This video explains the concept of reinforcement learning in machines and gives some very good examples by showing how the algorithm behind reinforcement learning continuously compares particular actions (responses) into the machine engine (in this case a game). When a positive result is achieved and a reward is given, the set of steps leading to that reward is saved. This keeps going on in order to accrue as many positive behaviours as possible. When the concept of reward is not that straightforward in that the steps to get to a reward are much more complex, reward shaping and adding more rewards for every scenario is possible (although time-consuming). Training without rewards is very hard in reinforcement learning, a technique which closely echoes the behavioural learning patterns of early educational systems.
The idea of algorithmic systems that pepper student learning with occasions for enjoying reward (as in the case of easy quizzes in MOOCs) may act as the carrot before the donkey in order to promote the self-directing learner while providing an occasion for ‘datafication’ and collection of data (Williamson, 2017).

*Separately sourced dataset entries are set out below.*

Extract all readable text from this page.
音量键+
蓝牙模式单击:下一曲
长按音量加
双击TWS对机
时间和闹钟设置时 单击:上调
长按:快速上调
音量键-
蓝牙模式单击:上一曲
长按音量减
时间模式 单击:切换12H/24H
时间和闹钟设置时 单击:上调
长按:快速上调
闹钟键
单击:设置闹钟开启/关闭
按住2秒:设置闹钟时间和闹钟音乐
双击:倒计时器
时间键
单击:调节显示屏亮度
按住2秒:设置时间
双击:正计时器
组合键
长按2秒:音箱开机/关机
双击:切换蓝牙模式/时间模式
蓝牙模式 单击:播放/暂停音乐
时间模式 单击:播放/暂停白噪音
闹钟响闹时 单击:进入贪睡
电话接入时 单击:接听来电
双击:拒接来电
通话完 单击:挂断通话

In this case, student behaviour becomes a very ‘valuable commodity’ (Knox et al, 2020) in providing the ‘action to the state’ as explained in the video because it can help predict outcomes. Ironically students are then providing their behaviour patterns for free to the users of CMSs, VLEs and MOOCs.
not only is data positioned before the desires of the learner as the authoritative source for educational action, but the role of the learner itself is also recast as the product of consumerist analytic
technologies. (Knox et al, 2020)
Educational systems that study and collect data in order to provide ‘the best possible learning experience’ and ‘limit’ the online learner to a simple reward system are an example of Biesta’ s concept of ‘learnification’, whereby the system is merely interested in producing successful students and growing numbers of successful students. This kind of ‘solutionism’ is a far cry from the learning process envisaged by Biesta. (Biesta, 2012). The social dimension of education is absent as a starter and learning is reduced to the concept of playing a basic video game (like Pong) in which the reward rather than the playing experience is what ultimately counts, reducing the learner to the idea of a ‘product’ (Rushkoff, cited in Knox et al, 2020). This is a view deeply enshrined in radical behaviourism and a concept built upon the binary determinism of computer systems that are able to break down responses to knowledge into a system of ‘ons’ and ‘offs’ that will eventually (even thanks to the development in quantum computing) challenge or even outperform the best human minds as seen below.
References:
Biesta, G., (2012). Giving Teaching back to education: Responding ot the disappearance of the teacher. Phenomenology & Practice 6 (2)pp 35-49.
Knox, J., Williamson, B., & Bayne, S., (2020) Machine behaviourism:
future visions of ‘learnification’ and ‘datafication’ across humans and digital technologies, Learning, Media and Technology, 45:1, 31-45, DOI: 10.1080/17439884.2019.1623251
Williamson, B. 2017. Introduction: Learning machines, digital data and the future of education (chapter 1). In Big Data and Education: the digital future of learning, policy, and practice. Sage.